Reprinted from yesterday's late editions.

In a better world than this, Catholic University would have been allowed to use six or seven men at a time last night. Or ladders.

At the very least, host george Washington could have lent the little Cardinals their 7-foot-2 Kevin Hall for the evening.

But Smith Center last night was very much part of the real world, where rebounds to go no to the pure of heart but to the big guys, and where the better team wins, even if the losers seem to give more than their all.

Yet GW's 87-74 victory was a game that satisfied both sides. GW won; CU earned a bit more respect.

"We came out off the court very proud," said CU's 6-foot-4 Stan Cooper, who had a particular right to puff out his chest after playing Hall head-to-arm pit much of the second half and scoring 19 points.

"They've just crushed us the last three years (four actually)," said CU's Glenn Kolonics. "It was 38 points last year. Tonight they respected us. They knew we came to play."

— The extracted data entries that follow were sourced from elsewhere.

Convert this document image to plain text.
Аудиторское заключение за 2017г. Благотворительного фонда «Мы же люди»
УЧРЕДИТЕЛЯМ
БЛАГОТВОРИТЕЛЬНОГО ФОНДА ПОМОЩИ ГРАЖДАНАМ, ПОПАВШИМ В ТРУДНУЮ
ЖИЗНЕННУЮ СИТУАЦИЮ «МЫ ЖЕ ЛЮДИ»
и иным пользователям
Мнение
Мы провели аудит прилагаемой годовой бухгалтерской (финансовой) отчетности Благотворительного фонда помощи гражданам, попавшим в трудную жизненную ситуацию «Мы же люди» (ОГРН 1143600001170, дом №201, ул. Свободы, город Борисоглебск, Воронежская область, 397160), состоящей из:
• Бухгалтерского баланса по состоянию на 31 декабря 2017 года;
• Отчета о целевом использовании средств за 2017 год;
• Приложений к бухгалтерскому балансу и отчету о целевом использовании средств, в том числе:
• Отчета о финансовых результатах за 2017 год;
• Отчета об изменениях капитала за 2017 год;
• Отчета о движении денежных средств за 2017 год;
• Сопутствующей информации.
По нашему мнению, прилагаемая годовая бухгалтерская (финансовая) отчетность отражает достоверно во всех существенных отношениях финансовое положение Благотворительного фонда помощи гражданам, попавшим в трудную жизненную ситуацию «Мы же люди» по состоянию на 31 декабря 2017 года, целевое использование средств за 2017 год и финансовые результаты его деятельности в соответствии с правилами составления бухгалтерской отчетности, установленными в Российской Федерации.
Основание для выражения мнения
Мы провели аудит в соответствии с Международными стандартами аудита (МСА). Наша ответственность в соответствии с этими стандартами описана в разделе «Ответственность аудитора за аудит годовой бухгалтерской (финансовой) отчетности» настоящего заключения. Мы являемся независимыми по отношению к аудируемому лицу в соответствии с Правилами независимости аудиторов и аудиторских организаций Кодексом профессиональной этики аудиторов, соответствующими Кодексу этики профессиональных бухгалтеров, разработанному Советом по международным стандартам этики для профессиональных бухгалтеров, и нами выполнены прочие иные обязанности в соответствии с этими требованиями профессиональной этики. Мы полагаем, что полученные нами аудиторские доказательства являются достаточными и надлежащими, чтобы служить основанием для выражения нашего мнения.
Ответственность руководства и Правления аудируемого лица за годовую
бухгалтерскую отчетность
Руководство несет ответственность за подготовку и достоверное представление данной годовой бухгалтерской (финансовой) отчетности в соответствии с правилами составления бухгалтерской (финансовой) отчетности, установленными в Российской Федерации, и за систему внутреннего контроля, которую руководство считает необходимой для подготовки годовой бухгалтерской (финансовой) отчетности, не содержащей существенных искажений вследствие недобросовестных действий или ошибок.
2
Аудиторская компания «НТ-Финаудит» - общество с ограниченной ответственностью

Kolonics certainly did. He was the talk of the night, scoring 33 points, 20 in the first half as CU jumped to a 20-13 lead after 10 minutes.

"I challenge anybody to guard Kolonics where he was shooting tonight," said GW coach Bob Tallent, who comes from a family that has shot more than a few 30-footers. "He shot from everywhere and in every way. Just unbelievable. I thought he made 30 shots."

Tallent was even more enthusiastic about his own team. "Basketball is a game of spurts. Turning one or two plays into a forest fire. We may have that knack," he said.

Throughout its 6-4 season, GW has been running off 10-0 and even 14-0 blitzs, though sometimes its opponents have blitzed right back. Last night the Colonials gave CU a 23-6 demonstration in just 4 1/2 minutes for which there was no rebutal.

With the score 26-26, two GW steals lit the fire. Guard Tom Tate heisted the ball from CU's Mike McNally and dashed 60 feet for a layup. Seconds later John Holloran picked Kolonic's pocket as he went up for a jumper. Before CU's small-college all-America of a year ago had come down, Holloran was fast breaking the other way. Holloran made the springtin layup and was fouled. All of Smith Center knew the game had turned.

Holloran missed his free throw, but GW's 6-6 Jim Smith was there for the tip-in, just two of a jillion points GW got on the offensive boards. Tate and Smith canned open jumpers on GW's next two possessions and the score was suddenly 36-26. Ten unanswered points in 90 seconds.

Tate dished off two assists to make it 40-28 before half, and the GW holo-cost continued with a 9-2 burst after intermission with Holloran cashing another steal and layup and a jumper. The dust settled at 49-32. It was lights out with 18 minutes still left.

CU, however, pretended not to know its chances were nil. Cooper kept leading the Cardinals back to 10- and 12-point deficits. CU even called time twice in the last 1:18 to try new full-court presses to make the final beating more respectable.

For CU the night was sweet because Kolonics, its undisputed key man, finally found his eye. "I felt like a machine again," said Kolonics, who had been shooting only .406 this season. "I was fluid from the first shot. I was losing confidence waiting for it to come back."

CU's offense was not terribly difficult to figure out with McNally standing near midcourt and calling out "One for Glenn" or "Two for Glenn" while Kolonics played hide-and-seek around three stationary teammates to get daylight 25 feet out.

If CU rediscovered its prime mover, then GW re-established that it's extra dimension for this season is offensive rebounding. "We beat Pittsburgh to death on the boards, too," said Tallent, whose Colonials have won three in a row. "Hope it keeps up."

Freshmen Tom Glenn and Mike Zagardo have made the difference. Glenn, 6-7, plays as high over the rim as Lee Anderson (14 points and 14 rebounds) and is just as sneaky in getting position.

Zagardo brings his fanatic intensity. If Hall is languid and erratic, Zagardo is always a wild man. After scoring 10 points last night, he tried to slip into the Smith Center weight room for an 11th-hour workout. "That's Ziggie," said Tallent, who threw him out.

"With Hall, Zagardo, Anderson and Glenn," grinned Tallent, "seems like we've always got three guys playin' 'bout a foot and a half over the rim."